On Sun, Aug 8, 2021 at 1:09 AM Robert Raszuk <robert@raszuk.net> wrote:
> Internet last time I checked uses IP. IP is connection less by design. So is entire Internet architecture.
> Anycast in a connection less fashion - meaning stateless - will work just fine - pretty much in all cases.
> But using connection less forwarding plane and transporting connection oriented protocols (like TCP) only works between solid anchors (read endpoints).

The entire idea that there are any "solid" anchors on the Internet
kinda defeats the purpose of the Internet, doesn't it?

We're now accustomed to the Internet where the _packet_flows_ are
kinda stable.  This is how it works, in practice, 95% of the time b/c
of giant intercontinental fiber lines, b/c ISPs have their SLAs, etc.

This is probably the shiny moment in time this is true, but it's not
supposed to stay for much longer, in part because the ISPs are
merging, the controlling entities want some control over that,
peerings break, but mainly because it was never supposed to go this
way, since the Internet is _inherently_peer_to_peer_, with no
guarantee over the paths, with no SLAs over the paths and the RTTs.
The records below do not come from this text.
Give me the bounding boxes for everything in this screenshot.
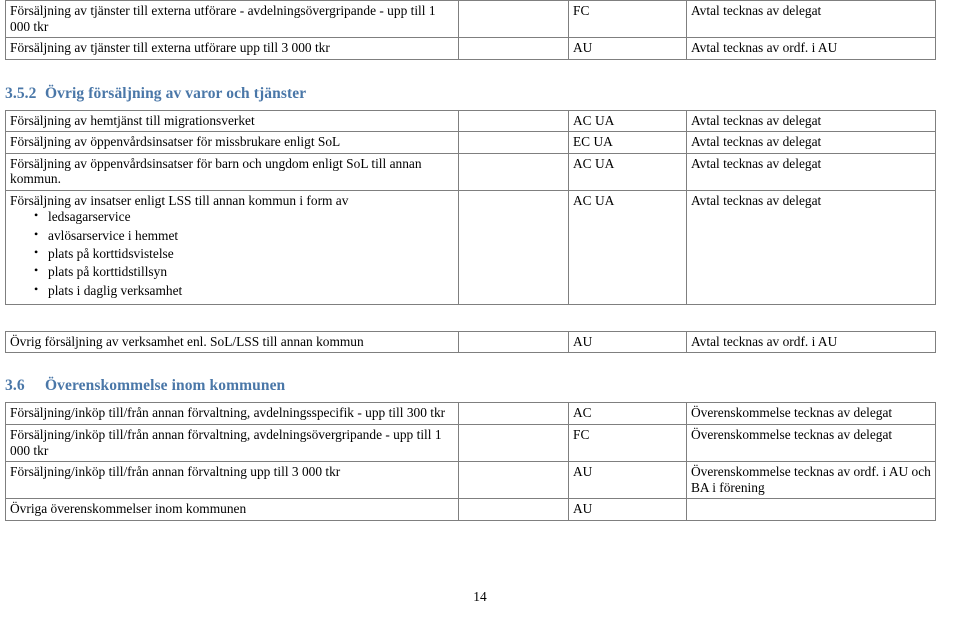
table-ovrig-forsaljning: Övrig försäljning av verksamhet enl. SoL…	[5, 330, 936, 354]
cell-note: Avtal tecknas av ordf. i AU	[686, 330, 936, 354]
table-row: Försäljning/inköp till/från annan förval…	[5, 402, 936, 426]
cell-note: Avtal tecknas av delegat	[686, 109, 936, 133]
cell-delegate-code: AC UA	[568, 109, 687, 133]
table-3-5-2: Försäljning av hemtjänst till migrations…	[5, 109, 936, 305]
cell-blank	[458, 189, 569, 305]
cell-activity: Försäljning/inköp till/från annan förval…	[5, 424, 459, 463]
cell-blank	[458, 109, 569, 133]
cell-delegate-code: AC	[568, 402, 687, 426]
cell-blank	[458, 402, 569, 426]
table-row: Försäljning/inköp till/från annan förval…	[5, 461, 936, 500]
activity-bullet-list: ledsagarservice avlösarservice i hemmet …	[10, 208, 454, 299]
cell-blank	[458, 131, 569, 154]
section-number: 3.6	[5, 377, 25, 395]
document-page: Försäljning av tjänster till externa utf…	[0, 0, 960, 619]
table-row: Försäljning av insatser enligt LSS till …	[5, 189, 936, 305]
section-number: 3.5.2	[5, 84, 37, 102]
cell-blank	[458, 498, 569, 521]
table-row: Övriga överenskommelser inom kommunen AU	[5, 498, 936, 521]
cell-blank	[458, 330, 569, 354]
list-item: avlösarservice i hemmet	[34, 227, 454, 244]
section-heading-3-5-2: 3.5.2 Övrig försäljning av varor och tjän…	[0, 85, 960, 103]
table-row: Försäljning av öppenvårdsinsatser för mi…	[5, 131, 936, 154]
section-title: Överenskommelse inom kommunen	[45, 377, 286, 395]
table-row: Försäljning av tjänster till externa utf…	[5, 37, 936, 60]
cell-activity: Försäljning/inköp till/från annan förval…	[5, 402, 459, 426]
cell-blank	[458, 424, 569, 463]
page-number: 14	[473, 589, 487, 604]
cell-blank	[458, 37, 569, 60]
cell-activity: Försäljning av tjänster till externa utf…	[5, 37, 459, 60]
cell-delegate-code: EC UA	[568, 131, 687, 154]
cell-note: Överenskommelse tecknas av ordf. i AU oc…	[686, 461, 936, 500]
cell-activity: Försäljning av hemtjänst till migrations…	[5, 109, 459, 133]
cell-blank	[458, 0, 569, 39]
cell-delegate-code: AU	[568, 37, 687, 60]
table-3-6: Försäljning/inköp till/från annan förval…	[5, 402, 936, 521]
list-item: plats på korttidstillsyn	[34, 263, 454, 280]
cell-note	[686, 498, 936, 521]
cell-delegate-code: FC	[568, 424, 687, 463]
table-row: Försäljning av tjänster till externa utf…	[5, 0, 936, 39]
table-row: Försäljning av öppenvårdsinsatser för ba…	[5, 152, 936, 191]
cell-note: Avtal tecknas av delegat	[686, 189, 936, 305]
section-heading-3-6: 3.6 Överenskommelse inom kommunen	[0, 377, 960, 395]
cell-note: Överenskommelse tecknas av delegat	[686, 424, 936, 463]
cell-activity-lead: Försäljning av insatser enligt LSS till …	[10, 192, 349, 208]
cell-note: Avtal tecknas av delegat	[686, 131, 936, 154]
cell-activity: Försäljning av tjänster till externa utf…	[5, 0, 459, 39]
list-item: plats i daglig verksamhet	[34, 282, 454, 299]
cell-blank	[458, 461, 569, 500]
cell-activity: Försäljning av öppenvårdsinsatser för mi…	[5, 131, 459, 154]
cell-activity-with-list: Försäljning av insatser enligt LSS till …	[5, 189, 459, 305]
cell-delegate-code: AC UA	[568, 189, 687, 305]
table-row: Övrig försäljning av verksamhet enl. SoL…	[5, 330, 936, 354]
cell-blank	[458, 152, 569, 191]
list-item: plats på korttidsvistelse	[34, 245, 454, 262]
table-row: Försäljning/inköp till/från annan förval…	[5, 424, 936, 463]
cell-activity: Övriga överenskommelser inom kommunen	[5, 498, 459, 521]
cell-note: Avtal tecknas av delegat	[686, 0, 936, 39]
cell-delegate-code: AU	[568, 330, 687, 354]
table-continuation-3-5-1: Försäljning av tjänster till externa utf…	[5, 0, 936, 60]
cell-activity: Försäljning av öppenvårdsinsatser för ba…	[5, 152, 459, 191]
list-item: ledsagarservice	[34, 208, 454, 225]
cell-note: Avtal tecknas av ordf. i AU	[686, 37, 936, 60]
cell-delegate-code: AC UA	[568, 152, 687, 191]
cell-delegate-code: AU	[568, 461, 687, 500]
cell-note: Avtal tecknas av delegat	[686, 152, 936, 191]
section-title: Övrig försäljning av varor och tjänster	[45, 84, 307, 102]
cell-delegate-code: FC	[568, 0, 687, 39]
table-row: Försäljning av hemtjänst till migrations…	[5, 109, 936, 133]
cell-activity: Övrig försäljning av verksamhet enl. SoL…	[5, 330, 459, 354]
cell-note: Överenskommelse tecknas av delegat	[686, 402, 936, 426]
cell-delegate-code: AU	[568, 498, 687, 521]
cell-activity: Försäljning/inköp till/från annan förval…	[5, 461, 459, 500]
It's not the anycast that doesn't meet the concept of long-living
stable connections, it's the concept of stable connections that
doesn't fit into the architecture of the Internet.


> And this is not only about flow label and hashing. Internet routing continues to churn. Every second routing may decide for you to prefer some other BGP path and your anycast destination may end up in different destination naturally only by following the destination routing paradigm.

Exactly, and you need to get your applications to be aware of that,
and not to shift this responsibility to the network which actually
bears no responsibility, in particular over that.


> PS. Of course there are more smart ways to use anycast for TCP. Those involve attracting packets only for further forwarding to the consistently selected servers/gateways.

I believe this was covered before on the thread, and I don't see any
answers here to the issues raised before.